My first book, Echo & Critique: Poetry and Political Clichés after World War II (Louisiana State University Press, 2023), analyzes how postwar poets responded to the political doublespeak of their era by taking specific phrases (like “transfer of population,” “service the target” or “revenue enhancement”) and then putting pressure on them, drawing out their implications, and complicating them within a poem. At the same time, Echo & Critique argues that poets used this technique to weigh their own susceptibility to the clichés of public discourse. I have begun work on a second project that studies the central but little-discussed role of allusion in the development of queer poetry from the Oscar Wilde trial to the Stonewall riots.

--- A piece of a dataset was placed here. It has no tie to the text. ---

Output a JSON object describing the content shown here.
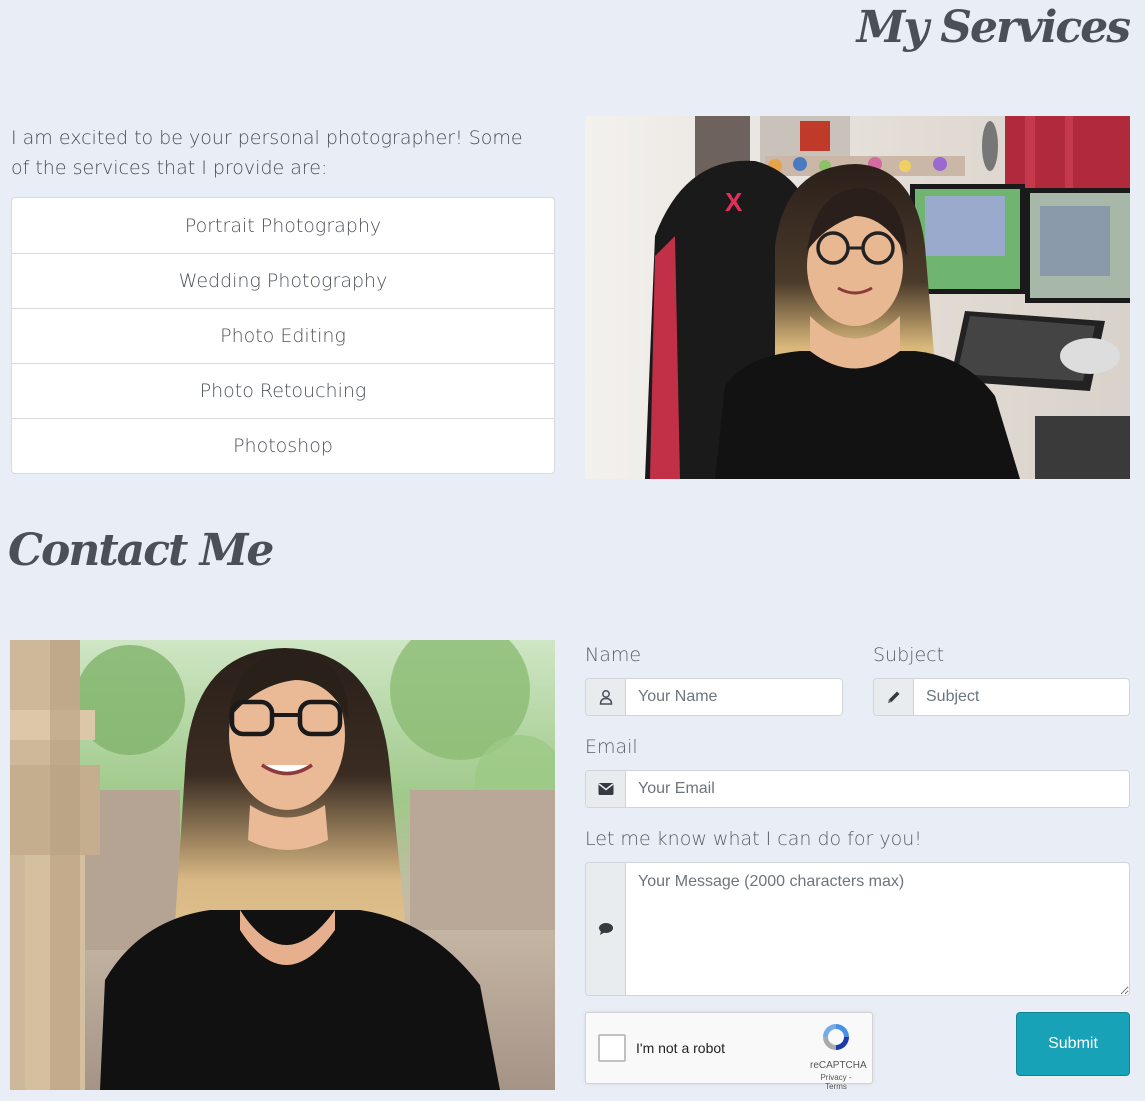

My second book, Queer Allusion: Poetic Connections from Wilde to Ginsberg (forthcoming from Louisiana State University Press, 2025), uncovers the central but little-discussed role that allusion has played in the development of queer poetry on both sides of the Atlantic, from the trial of Oscar Wilde in 1895 to the Stonewall Riots of 1969. I demonstrate that allusion served three purposes for LGBTQ writers. First, allusion enabled queer poets to reflect on their experiences through literary antecedents, and thereby to shape their identities in writing. Second, allusion gave writers the opportunity to make connections on the page at a time when most LGBTQ communities existed underground and so were difficult to access. Finally, by establishing links across multiple works, poets sought to build an alternative queer canon running parallel to the canon of English-language verse formulated in academic scholarship.
My articles have appeared in such venues as MLQ, Essays in Criticism, MELUS, Genre, Philological Quarterly, JML: Journal of Modern Literature,Twentieth Century Literature, Modernism/modernity, Arizona Quarterly, The Yale Review, and The Journal of Commonwealth Literature. I have also reviewed contemporary poetry for Colorado Review Online, Chicago Review, PN Review, Harvard Review Online, and Rain Taxi.